Por eso, ella sostiene que la lucha por la equidad de género no es una lucha de hombres contra mujeres, sino de todos contra el machismo, porque el machismo es lo que nos lastima a todos. A ellos los obliga a proveer, a ser feroces, a actuar como si nada les diera miedo o los conmoviera; a nosotras, a renunciar a nuestras aspiraciones personales o profesionales, y en el último de los casos, a nosotras mismas (ab-negare).

También Martha Lamas habla del affidamento, que es un concepto propuesto por la Librería de mujeres de Milán, y que se refiere al reconocimiento que expresa una mujer por otra mujer.

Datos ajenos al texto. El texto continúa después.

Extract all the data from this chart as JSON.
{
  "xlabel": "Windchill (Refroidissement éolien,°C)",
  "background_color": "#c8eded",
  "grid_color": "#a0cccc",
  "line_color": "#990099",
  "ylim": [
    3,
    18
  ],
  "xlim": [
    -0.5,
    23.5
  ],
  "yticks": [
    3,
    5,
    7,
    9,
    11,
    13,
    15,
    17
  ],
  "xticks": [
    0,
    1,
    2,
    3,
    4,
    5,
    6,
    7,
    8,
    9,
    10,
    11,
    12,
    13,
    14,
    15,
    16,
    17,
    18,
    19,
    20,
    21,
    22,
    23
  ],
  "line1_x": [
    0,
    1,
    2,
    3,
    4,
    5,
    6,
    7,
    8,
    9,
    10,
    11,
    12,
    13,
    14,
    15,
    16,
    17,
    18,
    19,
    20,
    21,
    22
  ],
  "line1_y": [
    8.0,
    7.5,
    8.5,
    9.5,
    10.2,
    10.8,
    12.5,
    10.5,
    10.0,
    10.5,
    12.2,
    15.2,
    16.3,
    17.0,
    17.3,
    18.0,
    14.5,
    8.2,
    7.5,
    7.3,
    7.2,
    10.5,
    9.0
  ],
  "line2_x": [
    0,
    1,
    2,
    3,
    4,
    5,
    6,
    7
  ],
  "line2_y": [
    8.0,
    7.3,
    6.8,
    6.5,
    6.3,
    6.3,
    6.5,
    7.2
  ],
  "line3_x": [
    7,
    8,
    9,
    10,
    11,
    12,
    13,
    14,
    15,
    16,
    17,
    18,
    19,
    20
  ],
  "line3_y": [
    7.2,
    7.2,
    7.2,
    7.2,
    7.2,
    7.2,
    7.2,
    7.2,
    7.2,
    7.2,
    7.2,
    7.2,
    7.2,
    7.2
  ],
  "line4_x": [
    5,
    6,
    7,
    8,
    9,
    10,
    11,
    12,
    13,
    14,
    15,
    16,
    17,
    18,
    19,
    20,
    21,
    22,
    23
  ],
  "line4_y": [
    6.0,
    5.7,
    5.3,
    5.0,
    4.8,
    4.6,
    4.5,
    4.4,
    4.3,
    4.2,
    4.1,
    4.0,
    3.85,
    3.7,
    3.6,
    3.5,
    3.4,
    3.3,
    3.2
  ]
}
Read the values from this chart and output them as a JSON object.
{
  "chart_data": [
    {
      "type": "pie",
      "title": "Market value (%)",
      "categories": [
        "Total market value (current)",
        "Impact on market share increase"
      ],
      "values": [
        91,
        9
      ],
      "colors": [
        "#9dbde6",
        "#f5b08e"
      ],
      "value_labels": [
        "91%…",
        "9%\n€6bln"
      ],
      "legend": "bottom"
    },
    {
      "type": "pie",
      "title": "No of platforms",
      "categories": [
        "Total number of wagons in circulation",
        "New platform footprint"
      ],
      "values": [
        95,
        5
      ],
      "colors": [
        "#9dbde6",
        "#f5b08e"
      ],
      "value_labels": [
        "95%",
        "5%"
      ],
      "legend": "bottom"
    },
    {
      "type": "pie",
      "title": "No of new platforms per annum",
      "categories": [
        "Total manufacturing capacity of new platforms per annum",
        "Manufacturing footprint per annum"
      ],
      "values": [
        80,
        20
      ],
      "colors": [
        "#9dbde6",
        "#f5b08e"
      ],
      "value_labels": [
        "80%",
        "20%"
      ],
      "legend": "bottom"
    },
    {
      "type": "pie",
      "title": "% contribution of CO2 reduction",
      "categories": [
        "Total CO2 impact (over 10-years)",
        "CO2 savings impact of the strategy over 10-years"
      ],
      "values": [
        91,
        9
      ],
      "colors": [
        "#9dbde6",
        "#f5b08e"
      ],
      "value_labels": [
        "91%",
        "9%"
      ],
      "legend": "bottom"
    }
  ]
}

Es valioso en la lucha por la equidad porque permite a las mujeres, además de apoyarse, reconocerse como las mejores en algo, afirmarse e inspirarse.
Bueno, aunque no es mayor que yo, su alma es vieja, y mi alma se alegra mucho de que exista una mujer con ese fuego interno, que escriba sin miramientos, capaz de construir una novela que trasciende el lenguaje, el tiempo y el espacio, capaz de desnudar así la realidad, hasta que ya no hay odio, fealdad ni tristeza, sino sólo humanidad, sino sólo ese tenderse a mirar el cielo nocturno y perderse en las promesas de luz.

Por supuesto, soy adicta a la desesperanza acidulada con la ideación suicida, así que la novela me permite dar rienda suelta a esta sensación de que habitamos el Infierno y de que no hay ninguna solución posible, porque el mundo se pudre de a poco y no hay hacia dónde correr.
Todo mundo ve las notas aterrorizantes sobre lo que pasa en Coatza, o en otros lugares de Veracruz, y piensan que aquí chapoteamos en charcos de sangre, librando los cadáveres. No es tan así, vaya. Aunque sí es bastante malo. Y le choca a uno que la gente diga: "Ay, Dios, cómo pueden vivir ahí, como animales, váyanse mientras puedan". Y uno asiente mientras en su mente golpea fuerte en la nariz al interlocutor.
"Sólo se puede juzgar lo que se ama", decía Erasmo de Rótterdam, y Fernanda ama Veracruz, le apasiona en toda su complejidad, por eso cuando narra los horrores que aquí vivimos, quiero pararme y aplaudirle y abrazarla. Bien contado, Fer.